TWO HUNDRED SELECTED HAIKU MATSUO
MATSUO BASHO - Translated by Dr Tim Chilcott. UK: @http://www.tclt.org.uk
Dear friends,
HAPPY BIRTHDAY TO MY LITTLE BROTHER and UNA ! Wishing you a wonderful day.
It is an immense pleasure to return to Basho. I think I have figured it out, although the format is not perfect, as the test post and Lenny’s comment show us. But I miss having Basho to look at during the week. Yes, I thought I had scheduled it for yesterday, but I hadn’t. We are starting where we left off. Confession: I haven't committed any poems to memory yet, but I am starting today. Spring is in the air, and I am just back from the beach. It is cold in Dublin, but as the sun warms up, you feel like sitting down on a bench and lifting your head up like a lizard. Even though I did not experience winter in Dublin, everyone tells me that it is colder now than during the worst months of winter. I did not escape it. So let’s indulge ourselves and have double the poems for this week. At least three have to be memorised, and once we return to three, at least one. Is that a fair pledge?
4 [1668-9] nami no hana to / yuki mo ya mizu no / kaeribana [wave's blossom as / snow also? water's / returning-flower] NOTE the waves blossoming... has snow returned to water, flowered out of season?
Note: The phrase nami no hana refers to the caps of waves that look like white blossoms. Kaeribana literally means 'returning flower', and here refers to a flower that blooms out of
5 [1672] kumo to hadatsu / tomo ka ya kari no / ikiwakare NOTE [cloud as separate / friend ! goose's / living-separation] as clouds drift apart a wild goose now separates from his only friend
Note:The term kari can indicate both 'wild goose' and 'temporary', a dual meaning explained by the fact that wild geese are migrant birds, leaving Japan in spring and returning in autumn. The first phrase kumo to hedatsu has also been read as 'separated by clouds' or "beyond the clouds'.
6
[1679]
sokai no / nami sake kusashi / kyo no tsuki NOTE
[blue-sea's / wave rice-wine smell / today's moon]
on a sea of blue,
the waves fragrant with rice-wine,
this moon as wine-cup
Note: Tsuki can mean 'wine cup' as well as 'moon', hence the apposition of 'this moon as wine-cup'
7 [1680-1] Feelings on a cold night in Fukagawa ro no koe nami o utte / harawata koru / yo ya namida NOTE [oar's voice waves [acc.] hitting / bowels freeze / night! tears] the squeak of the oars slapping on the waves, a bowel-freezing night... and then the crying
Note: A markedly irregular haiku, not only in its metre (the first line has
10 syllables rather than 5, the second 6 rather than 7), but also in its unusual placing of the 'cutting word' ya in the last line. The phrase ro no koe, too, may refer either to the sound the oar makes in the oarlocks, or to the sound it makes as it dips into the water. The version here follows the unusual syllabic pattern exactly, as well as evoking both the sounds that the oar makes ('the squeak of the oars slapping on the waves').
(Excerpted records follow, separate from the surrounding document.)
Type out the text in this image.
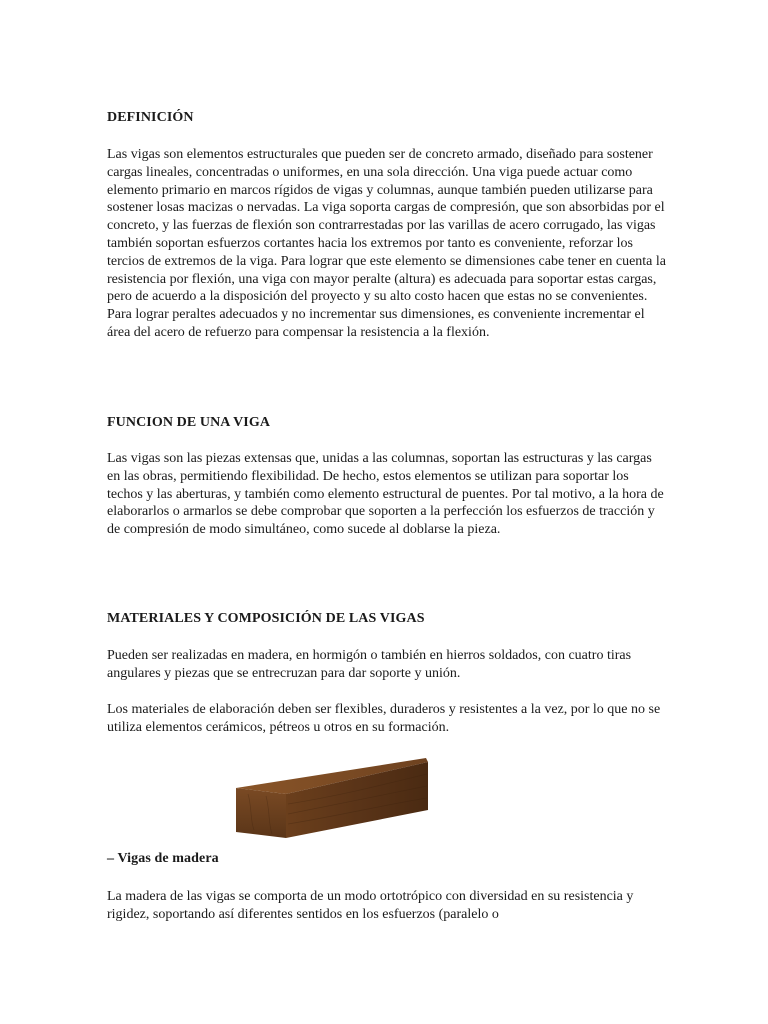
DEFINICIÓN

Las vigas son elementos estructurales que pueden ser de concreto armado, diseñado para sostener cargas lineales, concentradas o uniformes, en una sola dirección. Una viga puede actuar como elemento primario en marcos rígidos de vigas y columnas, aunque también pueden utilizarse para sostener losas macizas o nervadas. La viga soporta cargas de compresión, que son absorbidas por el concreto, y las fuerzas de flexión son contrarrestadas por las varillas de acero corrugado, las vigas también soportan esfuerzos cortantes hacia los extremos por tanto es conveniente, reforzar los tercios de extremos de la viga. Para lograr que este elemento se dimensiones cabe tener en cuenta la resistencia por flexión, una viga con mayor peralte (altura) es adecuada para soportar estas cargas, pero de acuerdo a la disposición del proyecto y su alto costo hacen que estas no se convenientes. Para lograr peraltes adecuados y no incrementar sus dimensiones, es conveniente incrementar el área del acero de refuerzo para compensar la resistencia a la flexión.

FUNCION DE UNA VIGA

Las vigas son las piezas extensas que, unidas a las columnas, soportan las estructuras y las cargas en las obras, permitiendo flexibilidad. De hecho, estos elementos se utilizan para soportar los techos y las aberturas, y también como elemento estructural de puentes. Por tal motivo, a la hora de elaborarlos o armarlos se debe comprobar que soporten a la perfección los esfuerzos de tracción y de compresión de modo simultáneo, como sucede al doblarse la pieza.

MATERIALES Y COMPOSICIÓN DE LAS VIGAS

Pueden ser realizadas en madera, en hormigón o también en hierros soldados, con cuatro tiras angulares y piezas que se entrecruzan para dar soporte y unión.

Los materiales de elaboración deben ser flexibles, duraderos y resistentes a la vez, por lo que no se utiliza elementos cerámicos, pétreos u otros en su formación.

– Vigas de madera

La madera de las vigas se comporta de un modo ortotrópico con diversidad en su resistencia y rigidez, soportando así diferentes sentidos en los esfuerzos (paralelo o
8 [1681] kareeda ni / karasu no tomarikeri / aki no kure [withered-branch on / crow's is-perched / autumn's evening] on a withered branch a crow perches and settles: evening in autumn
9 [1681] yügao no / shiroku yoru no koka ni / shisoku torite [evening-face (nom.) / white night's outhouse on / candle hold] the moonflowers are white in the night by the outhouse, candle in my hand
Until next time,
Bee well,
Xanda
Thank you, as always, for sharing these, Xanda. I love #5, above, with its suggestive Buddhist elements. Clouds form; they are but temporary and must dissipate (one way or the other). The "goose" can represent any of us, and the "best friend" and "separation" may imply that ultimately we must lose all our attachments. That the gooses depart in spring and return in autumn may hint at a theme of reincarnation, while *kumo to hedatsu* may indeed allude to "beyond the clouds" in the sense of beyond the Veil of Illusion.